İlk yarı bu skorla tamamlandı ancak Lefke futbolcularının Cihangir’in kazandığı penaltı golünden sonra bu kadar gerilmeleri oyunlarına hiç de olumlu yansımadı. İkinci devre oyuna iyi başlayan ve golü bulan taraf yine Lefke oldu. Cihangir takımı kalesinde gördüğü ikinci golden sonra da oyun disiplininden kopmadı. Özellikle Lefke kalecisinin kullandığı kale atışlarında orta alan çizgisini bir hat olarak kullanmaları ve takımın boyunu mümkün mertebe kısaltmalarının yanı sıra kendi yarı alanlarında kazandıkları topları kısa paslar aracılığıyla rakip sahaya taşımaları tipik bir Toygar Davulcu mantalitesiydi ki, bu mantalite sayesinde istedikleri ikinci golü buldular. Hem de çok şık bir vuruşla.

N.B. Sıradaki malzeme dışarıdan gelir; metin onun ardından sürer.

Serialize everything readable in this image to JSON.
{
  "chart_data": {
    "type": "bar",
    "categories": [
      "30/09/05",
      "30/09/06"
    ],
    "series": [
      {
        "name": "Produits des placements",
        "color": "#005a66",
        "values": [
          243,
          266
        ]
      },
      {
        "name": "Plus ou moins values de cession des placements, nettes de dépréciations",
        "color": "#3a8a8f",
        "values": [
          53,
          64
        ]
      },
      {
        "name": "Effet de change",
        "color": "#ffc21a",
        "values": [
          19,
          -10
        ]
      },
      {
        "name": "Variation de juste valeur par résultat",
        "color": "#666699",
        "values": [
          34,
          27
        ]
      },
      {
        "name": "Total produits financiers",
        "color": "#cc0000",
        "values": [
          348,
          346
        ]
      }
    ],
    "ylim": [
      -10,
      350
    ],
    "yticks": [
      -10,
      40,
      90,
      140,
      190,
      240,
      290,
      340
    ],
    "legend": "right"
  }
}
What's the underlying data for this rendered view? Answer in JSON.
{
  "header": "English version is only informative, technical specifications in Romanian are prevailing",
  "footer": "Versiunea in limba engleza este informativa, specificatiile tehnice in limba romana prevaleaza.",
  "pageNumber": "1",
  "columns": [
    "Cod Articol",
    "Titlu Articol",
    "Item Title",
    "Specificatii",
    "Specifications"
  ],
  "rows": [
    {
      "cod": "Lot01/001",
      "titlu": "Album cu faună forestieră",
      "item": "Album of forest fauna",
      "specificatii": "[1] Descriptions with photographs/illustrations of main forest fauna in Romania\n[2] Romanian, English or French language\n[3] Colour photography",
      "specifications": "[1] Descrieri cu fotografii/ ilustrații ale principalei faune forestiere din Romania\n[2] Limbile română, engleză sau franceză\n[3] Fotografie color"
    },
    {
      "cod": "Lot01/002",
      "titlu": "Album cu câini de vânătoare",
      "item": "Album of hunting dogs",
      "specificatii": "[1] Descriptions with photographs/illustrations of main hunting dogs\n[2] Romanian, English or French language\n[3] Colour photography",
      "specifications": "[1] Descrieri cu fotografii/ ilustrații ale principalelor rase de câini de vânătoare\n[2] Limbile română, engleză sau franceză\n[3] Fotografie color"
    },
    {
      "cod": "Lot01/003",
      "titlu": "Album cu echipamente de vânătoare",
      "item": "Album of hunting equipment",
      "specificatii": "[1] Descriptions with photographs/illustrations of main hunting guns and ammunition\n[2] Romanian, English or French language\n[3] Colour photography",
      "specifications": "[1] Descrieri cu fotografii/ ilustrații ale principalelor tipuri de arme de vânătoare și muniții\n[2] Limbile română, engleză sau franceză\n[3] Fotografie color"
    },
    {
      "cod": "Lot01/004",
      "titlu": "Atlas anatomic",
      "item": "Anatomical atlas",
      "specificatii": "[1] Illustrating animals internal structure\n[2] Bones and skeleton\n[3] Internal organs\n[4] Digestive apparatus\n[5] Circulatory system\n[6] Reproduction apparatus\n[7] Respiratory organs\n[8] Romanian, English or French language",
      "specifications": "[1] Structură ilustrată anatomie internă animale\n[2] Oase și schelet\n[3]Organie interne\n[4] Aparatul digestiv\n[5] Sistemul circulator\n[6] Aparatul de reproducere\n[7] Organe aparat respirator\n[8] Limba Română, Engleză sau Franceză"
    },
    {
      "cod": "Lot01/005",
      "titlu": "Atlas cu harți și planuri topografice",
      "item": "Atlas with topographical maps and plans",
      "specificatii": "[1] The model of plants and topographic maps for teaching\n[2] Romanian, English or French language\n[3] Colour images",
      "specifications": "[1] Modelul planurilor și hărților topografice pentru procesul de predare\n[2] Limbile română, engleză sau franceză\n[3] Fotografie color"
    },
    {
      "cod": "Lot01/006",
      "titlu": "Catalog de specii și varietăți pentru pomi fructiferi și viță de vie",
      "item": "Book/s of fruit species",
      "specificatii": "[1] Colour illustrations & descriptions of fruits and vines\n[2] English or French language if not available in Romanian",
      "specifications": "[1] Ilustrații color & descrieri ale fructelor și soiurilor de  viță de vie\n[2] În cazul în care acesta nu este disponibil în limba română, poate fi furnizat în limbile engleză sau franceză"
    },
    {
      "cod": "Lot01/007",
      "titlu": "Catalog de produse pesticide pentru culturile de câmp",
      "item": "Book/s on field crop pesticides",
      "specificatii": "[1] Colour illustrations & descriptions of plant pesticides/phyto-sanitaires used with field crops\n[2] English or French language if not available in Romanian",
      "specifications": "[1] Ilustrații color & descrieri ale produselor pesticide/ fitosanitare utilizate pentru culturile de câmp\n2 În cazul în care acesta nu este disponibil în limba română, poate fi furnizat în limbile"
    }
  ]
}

Keşke yazımı hep futbolun güzelliklerini yazarak sonlandırsaydım, ancak içime yara olan noktayı yazmazsam kendime olan saygımı da kaybederim. Lefke camiasına kupa sevinci yaşatan ve Lefke Türk Spor Kulübü’nün tarihine adını altın harflerle yazdıran bir hocayı, Toygar Davulcu’yu, bağrına basıp ‘Hoş geldin hocam’ demek yerine kötü tezahüratta bulunan zihniyeti şiddetle ve esefle kınıyorum. Trübünden atılan bu kötü sözler bütün Lefkelileri bağlamaz elbette ama bunu söyleyeni de uyarmak hatta stattan dışarı atmak da yine stattakilerin göreviydi. Hatta orada bulunan yöneticilerin göreviydi.